The company reported earnings after discontinued operations of $39 million or $0.89 per share on sales of $719 million in the fourth quarter of 2010 and earnings after discontinued operations of $166 million or $3.84 per share, on sales of $2,886 million for 2010.
In the quarter the company’s lumber operations generated operating earnings of $20 million (third quarter, $22 million) and EBITDA (operating earnings, plus amortization and asset impairments) of $39 million ( third quarter, $49 million).
The company’s lumber operations benefited in 2010 from improved prices supported by continuing constrained supply and increased Chinese demand for (spruce, pine fir) SPF lumber.

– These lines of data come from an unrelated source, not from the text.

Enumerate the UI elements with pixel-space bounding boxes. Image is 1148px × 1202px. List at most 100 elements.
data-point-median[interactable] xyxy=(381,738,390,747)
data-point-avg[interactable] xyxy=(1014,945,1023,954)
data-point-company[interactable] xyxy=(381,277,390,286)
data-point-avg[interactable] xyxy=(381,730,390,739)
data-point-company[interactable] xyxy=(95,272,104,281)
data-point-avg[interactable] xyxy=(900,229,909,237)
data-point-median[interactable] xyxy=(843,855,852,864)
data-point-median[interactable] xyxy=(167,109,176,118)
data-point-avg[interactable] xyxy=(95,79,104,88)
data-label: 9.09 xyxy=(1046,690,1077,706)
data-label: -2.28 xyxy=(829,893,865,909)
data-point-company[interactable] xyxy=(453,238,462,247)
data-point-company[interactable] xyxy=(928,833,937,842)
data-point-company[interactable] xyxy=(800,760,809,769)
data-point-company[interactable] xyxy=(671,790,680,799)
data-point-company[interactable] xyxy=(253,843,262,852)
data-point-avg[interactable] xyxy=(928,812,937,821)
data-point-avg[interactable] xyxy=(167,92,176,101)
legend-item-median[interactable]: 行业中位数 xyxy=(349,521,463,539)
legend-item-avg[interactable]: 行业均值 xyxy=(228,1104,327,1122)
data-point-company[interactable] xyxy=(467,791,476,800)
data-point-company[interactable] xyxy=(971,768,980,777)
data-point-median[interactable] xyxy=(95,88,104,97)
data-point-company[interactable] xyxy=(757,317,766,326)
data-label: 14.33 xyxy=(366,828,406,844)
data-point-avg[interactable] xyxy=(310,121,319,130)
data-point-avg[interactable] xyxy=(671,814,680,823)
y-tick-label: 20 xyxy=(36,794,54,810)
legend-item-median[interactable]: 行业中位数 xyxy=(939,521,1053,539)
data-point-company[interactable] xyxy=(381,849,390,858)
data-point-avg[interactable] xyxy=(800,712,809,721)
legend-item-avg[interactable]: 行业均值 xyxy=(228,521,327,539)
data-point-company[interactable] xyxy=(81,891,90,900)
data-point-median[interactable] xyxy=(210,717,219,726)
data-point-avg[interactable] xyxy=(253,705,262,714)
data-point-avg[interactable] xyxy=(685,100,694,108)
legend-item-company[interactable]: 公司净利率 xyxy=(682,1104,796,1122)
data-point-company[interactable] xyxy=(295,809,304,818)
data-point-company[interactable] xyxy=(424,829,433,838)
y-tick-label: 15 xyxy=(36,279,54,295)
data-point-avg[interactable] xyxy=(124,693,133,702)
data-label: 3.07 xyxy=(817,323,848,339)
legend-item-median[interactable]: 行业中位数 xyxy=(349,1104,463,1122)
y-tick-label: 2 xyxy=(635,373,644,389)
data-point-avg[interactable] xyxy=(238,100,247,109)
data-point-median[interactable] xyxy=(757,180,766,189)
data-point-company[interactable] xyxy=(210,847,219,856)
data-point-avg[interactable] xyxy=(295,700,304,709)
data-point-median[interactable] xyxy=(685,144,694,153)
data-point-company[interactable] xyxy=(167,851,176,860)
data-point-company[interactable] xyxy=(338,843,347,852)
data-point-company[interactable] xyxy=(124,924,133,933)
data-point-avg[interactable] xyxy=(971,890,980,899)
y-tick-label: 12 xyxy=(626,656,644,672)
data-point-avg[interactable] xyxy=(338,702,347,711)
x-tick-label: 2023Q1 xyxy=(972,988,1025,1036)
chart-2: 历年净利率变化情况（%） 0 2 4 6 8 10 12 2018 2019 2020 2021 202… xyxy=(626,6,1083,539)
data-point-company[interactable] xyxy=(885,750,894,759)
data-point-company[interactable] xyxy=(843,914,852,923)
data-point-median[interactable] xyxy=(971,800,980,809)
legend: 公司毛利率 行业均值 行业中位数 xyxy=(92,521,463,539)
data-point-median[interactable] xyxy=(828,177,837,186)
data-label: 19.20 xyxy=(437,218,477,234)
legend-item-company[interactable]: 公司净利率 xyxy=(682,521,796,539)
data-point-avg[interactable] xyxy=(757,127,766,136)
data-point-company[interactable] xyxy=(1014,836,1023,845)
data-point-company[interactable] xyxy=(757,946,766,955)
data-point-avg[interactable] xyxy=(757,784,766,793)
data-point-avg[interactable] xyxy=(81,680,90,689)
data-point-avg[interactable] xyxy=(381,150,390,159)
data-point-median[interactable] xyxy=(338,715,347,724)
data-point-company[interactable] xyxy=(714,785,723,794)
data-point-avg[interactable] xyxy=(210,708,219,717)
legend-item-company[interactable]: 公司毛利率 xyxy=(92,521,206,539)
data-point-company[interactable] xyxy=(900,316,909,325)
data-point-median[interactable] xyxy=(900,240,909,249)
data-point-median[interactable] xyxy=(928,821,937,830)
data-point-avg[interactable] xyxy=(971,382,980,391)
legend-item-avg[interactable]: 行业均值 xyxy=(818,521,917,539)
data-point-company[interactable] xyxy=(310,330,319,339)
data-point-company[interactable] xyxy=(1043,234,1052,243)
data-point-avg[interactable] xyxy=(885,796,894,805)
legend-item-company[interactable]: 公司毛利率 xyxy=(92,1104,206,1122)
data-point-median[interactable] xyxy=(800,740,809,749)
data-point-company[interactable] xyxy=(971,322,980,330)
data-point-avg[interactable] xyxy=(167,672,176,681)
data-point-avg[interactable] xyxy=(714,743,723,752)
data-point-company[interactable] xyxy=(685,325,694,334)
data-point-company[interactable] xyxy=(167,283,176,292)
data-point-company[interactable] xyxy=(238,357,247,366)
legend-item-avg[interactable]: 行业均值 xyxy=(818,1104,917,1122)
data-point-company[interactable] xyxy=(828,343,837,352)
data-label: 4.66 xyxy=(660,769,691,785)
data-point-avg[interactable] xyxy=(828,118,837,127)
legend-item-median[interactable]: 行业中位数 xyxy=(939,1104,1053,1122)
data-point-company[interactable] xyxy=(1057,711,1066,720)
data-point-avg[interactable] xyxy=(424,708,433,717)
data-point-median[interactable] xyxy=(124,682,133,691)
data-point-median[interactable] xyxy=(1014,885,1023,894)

The panel segment, which includes plywood, laminated veneer and medium density fiberboard generated operating earnings in the quarter of $2 million (Q3 – $14 million) and EBITDA of $6 million (Q3 – $20 million) as plywood prices came under downward pressure as a result of increasing supplies of U.S. plywood into the Canadian market.
Pulp and paper operations generated operating earnings in the quarter of $30 million (Q3 – $41 million) and EBITDA of $44 million (Q3 – $55 million).
Pulp prices weakened during the quarter with the northern bleached softwood kraft benchmark averaging three per cent lower than in the third quarter.
Although 2010 results represented a significant improvement to those achieved in 2009, the absence of a meaningful recovery of the U.S. housing market and continuing threats to global economic recovery leads the company to a cautious outlook for 2011.
West Fraser anticipates SPF lumber and pulp prices are likely to be positively influenced by continuing strong demand from Asia while SYP (southern yellow pine) lumber and panel markets will continue to struggle until a turnaround in U.S. housing occurs.
Although many analysts expect some improvement in U.S. housing there are a number of factors, notably high rates of foreclosures and significant shadow inventories, that could undermine any meaningful recovery.
“Markets are still somewhat uneven, reflecting the fragile nature of the recovery,” Ketcham said.
“However, our mills ran well despite some challenging weather conditions and we are generally pleased with the results.
“Despite some market uncertainties, we are well positioned to benefit from the eventual recovery. Our low-cost, highly-efficient facilities allow us to operate at high rates and generate value for our shareholders throughout the recovery cycle.”